April 2017 Vol. II No. IV
Not your ordinary poetry magazine!
If good coffee (or just the concept of coffee), great books, sharp wit, and great authors excite you, we are for you!
General Poetry Page with Suzanne Robinson
Use links below to connect to other poetry sections
I Had a Meeting with Generals of Absurd
A 14 feet deep ennui. May be 15 or 16.
I don't know. Despair enclosed in a
gothic cathedral, steaming inside an urban ventilator.
How I wish to open your skull
like a fortune cookie; to steal the ores
of horror, encrypted inside like the words of Roman gods.
Time silently moans in quantums of minimal deaths.
The conclave swells in concaves
of heart-attacks in some parallel, perpendicular
or slanted universe.
A void pulsates in a void of a void in a void.
Let it sinks like bass canon, the sounds
of lack projected
on lo-fi grains of a half-awake illumined absurd.
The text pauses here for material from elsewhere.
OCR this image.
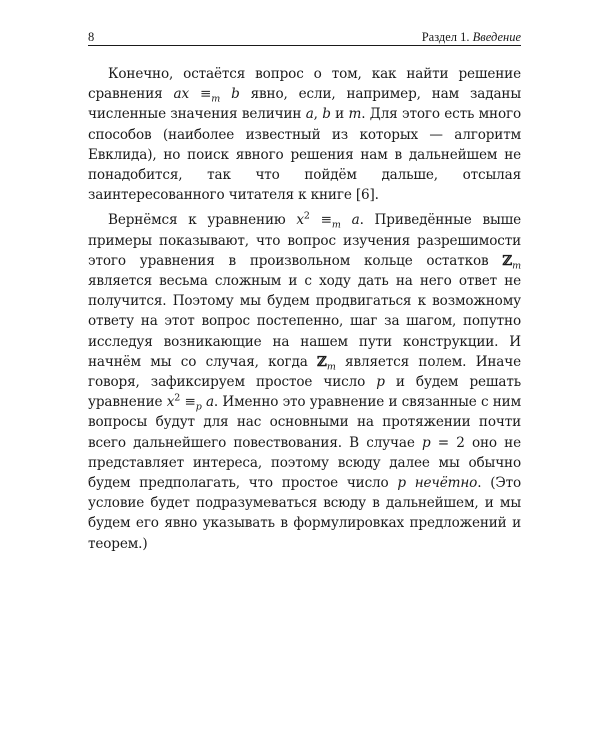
8	Раздел 1. Введение

Конечно, остаётся вопрос о том, как найти решение сравнения ax $\equiv_m$ b явно, если, например, нам заданы численные значения величин a, b и m. Для этого есть много способов (наиболее известный из которых — алгоритм Евклида), но поиск явного решения нам в дальнейшем не понадобится, так что пойдём дальше, отсылая заинтересованного читателя к книге [6].

Вернёмся к уравнению $x^2 \equiv_m$ a. Приведённые выше примеры показывают, что вопрос изучения разрешимости этого уравнения в произвольном кольце остатков ℤ$_m$ является весьма сложным и с ходу дать на него ответ не получится. Поэтому мы будем продвигаться к возможному ответу на этот вопрос постепенно, шаг за шагом, попутно исследуя возникающие на нашем пути конструкции. И начнём мы со случая, когда ℤ$_m$ является полем. Иначе говоря, зафиксируем простое число p и будем решать уравнение $x^2 \equiv_p$ a. Именно это уравнение и связанные с ним вопросы будут для нас основными на протяжении почти всего дальнейшего повествования. В случае p = 2 оно не представляет интереса, поэтому всюду далее мы обычно будем предполагать, что простое число p нечётно. (Это условие будет подразумеваться всюду в дальнейшем, и мы будем его явно указывать в формулировках предложений и теорем.)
Sudeep Adhikari is a structural engineer/Lecturer from Kathmandu, Nepal. His recent publications were with Red Fez , Kyoto , Your One Phone Call, Jawline Review, Anti-Heroin Chic, Yellow Mama, Fauna Quarterly, Beatnik Cowboys, After The Pause, Poetry Pacific, Silver Birch Press and Vox Poetica.
​
IT’S THE COMPANY YOU KEEP
We wait together,
magazine on my lap,
wonder how anyone
could read in this situation.
You’re the only woman there
who isn’t with her mother.
You say, it’s what
happens if you love too much,
whatever that means
You hate men,
you tell me,
and not even for the way
they will not stand by you.
You hate men because they write
these pamphlets in the waiting room,
because you have to use
the bathroom down the hail
as there’s one of them in white overalls,
working on the sink in this one.
You hate men because
the female doctor is sick
and it’s a male who’ll be seeing you.
In deference to my company though,
you mumble “Thanks for being a friend.
Ah friend . . . the third sex.
​
John Grey is an Australian poet, US resident. Recently published in Schuylkill Valley Journal, Stillwater Review and Big Muddy Review with work upcoming in Louisiana Review, Columbia Review and Spoon River Poetry Review.
And
I sanded our love
page by page,
and poem by poem,
and we’ve moved on
to play new parts or stages.
​
I was scared
because you didn’t
I don’t think you did
—I didn’t?
didn’t want to admit it
I admit it.
Because one day we weren’t
well you were
and I was, or was not,
but pages and pages
of Ulysses on my porch all summer
in hell:
smoking
reading
languishing
hating
loving
nothing
but pages of me, pages of Ulysses,
who I was and who I was not—
and were you too many or not enough?
I know what we were,
and I know now
what I am without you :
what we are now : parallax, or less,
never more than lost thoughts or memories
on passing clouds that span our shores.